Print version ISSN 1413-8670

Braz J Infect Dis vol.14 no.1 Salvador Jan./Feb. 2010

http://dx.doi.org/10.1590/S1413-86702010000100017 

CASE REPORT

 

Paracoccidioidomycosis – description of two cases autochthonous in Ceará

 

 

Mônica Cardoso FaçanhaI; Anastácio de Queiroz SouzaII; Vaulice Sales CaféIII; Bodo WankeIV

IPhysician, Doctor in Pharmacology, Master in Infectious and Parasitary Diseases, Professor of Infectious Diseases in Federal University of Ceará
IIPhysician at São José Hospital of Infectious Diseases, Professor of the Department of Clinical Medicine in Federal University of Ceará
IIIPhysician, Chief of the Microbiology Laboratory of Walter Cantídio University Hospital, Federal University of Ceará
IVPhysician, Titular Researcher of Evandro Chagas Institute of Clinical Research from Oswaldo Cruz Foundation, Rio de Janeiro-RJ

Correspondence to

 

 


ABSTRACT

Paracoccidioidomycosis is endemic in most countries of Latin America. Brazil has the greatest number of cases, with no autochthonous case registered in the state of Ceará. The cases of two patients that had never gone outside the State of Ceará and lived at least some years in the municipality of Palmácia.

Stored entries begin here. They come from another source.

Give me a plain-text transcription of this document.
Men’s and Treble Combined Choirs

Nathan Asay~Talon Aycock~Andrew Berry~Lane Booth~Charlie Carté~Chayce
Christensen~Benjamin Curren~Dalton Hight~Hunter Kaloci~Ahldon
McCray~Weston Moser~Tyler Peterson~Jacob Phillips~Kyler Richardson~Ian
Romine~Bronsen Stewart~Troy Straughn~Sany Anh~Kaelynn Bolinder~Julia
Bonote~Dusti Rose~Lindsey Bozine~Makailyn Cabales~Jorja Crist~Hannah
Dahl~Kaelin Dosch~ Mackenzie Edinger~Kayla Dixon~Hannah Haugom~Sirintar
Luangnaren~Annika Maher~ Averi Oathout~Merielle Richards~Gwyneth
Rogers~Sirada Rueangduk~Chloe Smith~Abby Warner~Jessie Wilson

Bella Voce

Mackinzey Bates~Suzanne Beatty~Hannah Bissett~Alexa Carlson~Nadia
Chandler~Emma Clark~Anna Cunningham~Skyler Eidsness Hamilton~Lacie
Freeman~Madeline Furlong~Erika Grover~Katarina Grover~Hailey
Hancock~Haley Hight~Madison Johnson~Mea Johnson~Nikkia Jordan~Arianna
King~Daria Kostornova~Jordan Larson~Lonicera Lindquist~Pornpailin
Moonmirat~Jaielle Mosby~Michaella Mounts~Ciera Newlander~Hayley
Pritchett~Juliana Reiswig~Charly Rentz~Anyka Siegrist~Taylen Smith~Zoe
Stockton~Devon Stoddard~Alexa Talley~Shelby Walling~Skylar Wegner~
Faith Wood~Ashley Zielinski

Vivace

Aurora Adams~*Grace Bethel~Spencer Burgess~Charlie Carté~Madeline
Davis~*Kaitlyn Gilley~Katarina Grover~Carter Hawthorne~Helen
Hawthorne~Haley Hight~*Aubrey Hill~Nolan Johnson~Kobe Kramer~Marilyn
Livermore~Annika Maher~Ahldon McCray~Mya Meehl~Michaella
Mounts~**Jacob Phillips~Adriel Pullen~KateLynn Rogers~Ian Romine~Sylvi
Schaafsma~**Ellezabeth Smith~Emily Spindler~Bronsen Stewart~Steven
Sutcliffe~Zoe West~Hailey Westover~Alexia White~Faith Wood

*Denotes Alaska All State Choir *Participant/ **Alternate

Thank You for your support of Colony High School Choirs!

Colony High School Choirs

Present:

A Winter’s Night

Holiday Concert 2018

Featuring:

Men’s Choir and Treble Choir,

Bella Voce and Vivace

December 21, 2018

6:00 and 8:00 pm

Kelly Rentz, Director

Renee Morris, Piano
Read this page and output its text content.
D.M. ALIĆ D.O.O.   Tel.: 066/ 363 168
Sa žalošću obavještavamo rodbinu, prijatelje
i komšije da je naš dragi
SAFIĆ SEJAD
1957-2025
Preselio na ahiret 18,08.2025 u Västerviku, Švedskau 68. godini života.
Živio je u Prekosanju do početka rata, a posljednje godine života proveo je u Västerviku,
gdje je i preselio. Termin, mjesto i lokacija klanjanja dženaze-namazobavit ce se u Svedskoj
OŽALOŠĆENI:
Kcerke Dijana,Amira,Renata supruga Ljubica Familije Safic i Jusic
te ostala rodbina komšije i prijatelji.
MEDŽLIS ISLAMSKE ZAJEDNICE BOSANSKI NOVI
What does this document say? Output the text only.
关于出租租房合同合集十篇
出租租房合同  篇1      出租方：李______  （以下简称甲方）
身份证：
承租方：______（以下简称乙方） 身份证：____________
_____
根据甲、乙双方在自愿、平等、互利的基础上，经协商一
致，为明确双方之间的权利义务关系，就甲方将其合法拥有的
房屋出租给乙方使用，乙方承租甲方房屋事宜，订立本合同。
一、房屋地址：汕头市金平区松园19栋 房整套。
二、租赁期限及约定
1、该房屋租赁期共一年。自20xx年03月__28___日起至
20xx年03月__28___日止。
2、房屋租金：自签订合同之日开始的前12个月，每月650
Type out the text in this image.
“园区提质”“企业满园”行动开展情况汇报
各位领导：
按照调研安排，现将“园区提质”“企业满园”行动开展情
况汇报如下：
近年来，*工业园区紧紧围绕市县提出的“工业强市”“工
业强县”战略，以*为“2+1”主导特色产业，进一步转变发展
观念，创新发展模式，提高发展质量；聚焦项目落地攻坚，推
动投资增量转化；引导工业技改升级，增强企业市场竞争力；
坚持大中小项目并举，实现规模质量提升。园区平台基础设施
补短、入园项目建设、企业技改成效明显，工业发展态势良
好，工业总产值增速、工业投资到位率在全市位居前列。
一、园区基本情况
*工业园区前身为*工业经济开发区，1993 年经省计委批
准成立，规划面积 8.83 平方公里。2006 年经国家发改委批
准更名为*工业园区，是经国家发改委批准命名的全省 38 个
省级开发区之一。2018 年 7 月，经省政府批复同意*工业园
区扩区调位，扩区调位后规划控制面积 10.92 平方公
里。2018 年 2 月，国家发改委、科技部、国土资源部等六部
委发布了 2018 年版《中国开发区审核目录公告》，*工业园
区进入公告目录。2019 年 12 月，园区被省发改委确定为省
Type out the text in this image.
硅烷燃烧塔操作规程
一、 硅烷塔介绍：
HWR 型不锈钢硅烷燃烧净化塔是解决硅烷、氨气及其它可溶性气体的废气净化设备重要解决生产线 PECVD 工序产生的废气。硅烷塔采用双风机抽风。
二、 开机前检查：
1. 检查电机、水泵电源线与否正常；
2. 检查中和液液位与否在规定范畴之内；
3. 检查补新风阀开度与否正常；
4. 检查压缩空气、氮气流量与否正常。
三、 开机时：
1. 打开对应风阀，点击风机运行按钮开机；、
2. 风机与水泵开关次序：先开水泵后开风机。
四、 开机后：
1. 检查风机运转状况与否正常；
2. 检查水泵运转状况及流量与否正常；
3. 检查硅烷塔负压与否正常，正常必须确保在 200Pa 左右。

Keywords: Paracoccidioidomycosis, Ceará, systemic mycosis.


 

 

INTRODUCTION

Paracoccidioidomycosis has been identified as an autochthonous disease in Latin American countries localized between Mexico and Argentina.1,2 In Brazil, endemic rate varies among the regions; in general, the states from the Southern and Southeastern regions are those where there is the larger concentration of cases. Northern region was considered of low endemism in the 80s, until growth of agriculture in Amazon region, when occurred the appearance of many cases of paracoccidioidomycosis, especially, acute and subacute forms (juvenile type). Northeastern region has the lowest endemism, with the exception of the states of Maranhão and Bahia.3,4 Besides cases identification, endemic are also recognized by intradermo-reaction (IDR) with paracoccidioidin, which is estimated to be positive in 10% of the inhabitants of endemic areas.5 The register of these cases shows the presence of paracoccidioidomycosis in Ceará and calls attention to the inclusion of this disease as a differential diagnosis in cases with similar clinical manifestations.

 

CASE REPORT 1

A 21-year-old man, a rural worker natural and resident of Palmácia - Ceará, was admitted at São José Hospital of Infectious Diseases (HSJ) in November, 1988, complaining of a mass in the neck. A month before the admission, he noticed lymphadenopathy in right inguinal area without inflammatory signals. Ten days later, he started to present moderate fever daily, without chills, and associated with right cervical lymphadenomegaly. Physical examination revealed paleness with generalized lymphadenopathy and hepatosplenomegaly. The lymph nodes were of rubbery consistency, painless, and in right cervical and inguinal regions there were two presenting fluctuation measuring 12 x 9 x 9 cm and 8 x 6 x 4 cm, respectively (Figure 1). The spleen edge was palpated 3 cm below the left costal margin, and the liver edge was 5 cm below the right costal margin.

 

 

Laboratory tests performed: hematocrit 28%; hemoglobin 8.2 g/dL; white blood cells 10,000/mm3; albumin 3.36 g%; globulin 5.6 g%; urea, creatinine, glycemia, AST, ALT and bilirubin were normal. Parasitological examination of feces: Giardia lamblia and Ancylostoma spp. Urinalysis: pyuria and proteinuria. Chest X-ray: without any abnormal findings. Direct examination of secretion aspired from lymphatic ganglia, as well as histopathological examination from lymph nodes and bone marrow biopsies demonstrated Paracoccidioides brasiliensis (Figure 2). Ganglionar and bone marrow cultures were positive. The serology by agar-gel double diffusion for P. brasiliensis was positive with titration of 1:8. BAAR and Yersinia pestis bacterioscopy and culture were negative.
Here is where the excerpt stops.